The Big House

By Zoe Moga, TIWP Student

I watch the road carefully before I cross. My satchel is stuffed with some food for the next week or so. Two loaves of bread and some cans of beans. I wanted to try and get some bacon or sausage but meat is rare here. The blue bloods have a monopoly on most animal products. For a while, the market was able to scavenge some sheep and pigs but it’s been worse recently. The once busy road is now shaded by overgrown bushes and trees, I remember when cars would rush down it, trying to get to work before the morning rush. But, we don’t have that anymore. Jobs are sparse and so are wages. That’s why the communes were invented. To put an end to the chaos but it only made it worse. If you live outside the Republic you probably wouldn’t know about how we live. The communes are the reason for that censorship, the blue bloods constantly trying to stay in power by putting fear in the people who look at them for help.

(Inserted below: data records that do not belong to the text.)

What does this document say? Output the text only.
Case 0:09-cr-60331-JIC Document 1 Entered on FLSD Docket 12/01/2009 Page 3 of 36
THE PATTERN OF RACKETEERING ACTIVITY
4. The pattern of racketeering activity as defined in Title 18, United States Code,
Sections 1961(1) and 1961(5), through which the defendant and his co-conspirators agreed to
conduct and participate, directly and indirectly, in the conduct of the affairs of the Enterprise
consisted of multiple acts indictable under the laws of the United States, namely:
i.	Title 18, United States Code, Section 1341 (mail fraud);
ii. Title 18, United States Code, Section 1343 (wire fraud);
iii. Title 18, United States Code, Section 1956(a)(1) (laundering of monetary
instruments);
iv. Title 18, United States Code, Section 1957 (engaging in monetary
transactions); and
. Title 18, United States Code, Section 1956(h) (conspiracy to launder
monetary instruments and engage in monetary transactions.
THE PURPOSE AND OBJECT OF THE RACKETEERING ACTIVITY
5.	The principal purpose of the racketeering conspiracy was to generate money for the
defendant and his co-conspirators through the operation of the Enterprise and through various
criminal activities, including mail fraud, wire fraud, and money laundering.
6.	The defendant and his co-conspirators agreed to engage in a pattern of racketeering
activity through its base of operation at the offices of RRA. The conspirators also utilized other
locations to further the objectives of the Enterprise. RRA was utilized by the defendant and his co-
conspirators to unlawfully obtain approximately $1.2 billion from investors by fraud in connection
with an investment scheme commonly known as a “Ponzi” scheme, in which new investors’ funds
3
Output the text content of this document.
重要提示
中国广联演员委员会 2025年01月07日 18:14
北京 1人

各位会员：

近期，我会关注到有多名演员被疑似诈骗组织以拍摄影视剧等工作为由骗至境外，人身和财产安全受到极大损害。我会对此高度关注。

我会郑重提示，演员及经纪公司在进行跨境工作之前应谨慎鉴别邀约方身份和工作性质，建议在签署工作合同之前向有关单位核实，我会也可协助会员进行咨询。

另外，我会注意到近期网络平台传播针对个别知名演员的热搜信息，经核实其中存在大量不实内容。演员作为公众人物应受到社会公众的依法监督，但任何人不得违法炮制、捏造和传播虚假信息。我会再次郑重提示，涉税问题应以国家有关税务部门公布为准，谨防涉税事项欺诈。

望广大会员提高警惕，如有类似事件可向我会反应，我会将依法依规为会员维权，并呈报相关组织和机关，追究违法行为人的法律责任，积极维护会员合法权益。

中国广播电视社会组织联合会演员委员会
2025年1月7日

I begin the trek through the woods once I’ve crossed the street. I have always admired the natural beauty of the woods here but as I pass by empty houses, I feel a pang of sadness in my heart. Most houses here were once filled with large families. You can still look inside the windows and see framed pictures of the children on the walls. They’re all smiling, unaware of the future ahead of them. Unaware of the virus that would kill them. I see the big house coming up. I start to walk quicker and quieter, making sure no one is following me. The big house is small, an underwhelming and empty looking house. I walk around the side of the house, ducking below fences and vines until I reach the entrance. I see a small door, its a back door, once you would take to go into a kitchen or a little family room with a T.V. I open up the door with a bit of resistance, looking behind me before I go in. The door opens to a small hallway. Dark, only a small lamp at the end. There is another door, one without a handle. When i get to the next door, I place my hand in the middle of it, letting it recognize me. The door opens without warning and I rush in. After a moment of complete silence the floor falls. But I’m not scared or shocked. I’ve done this journey before.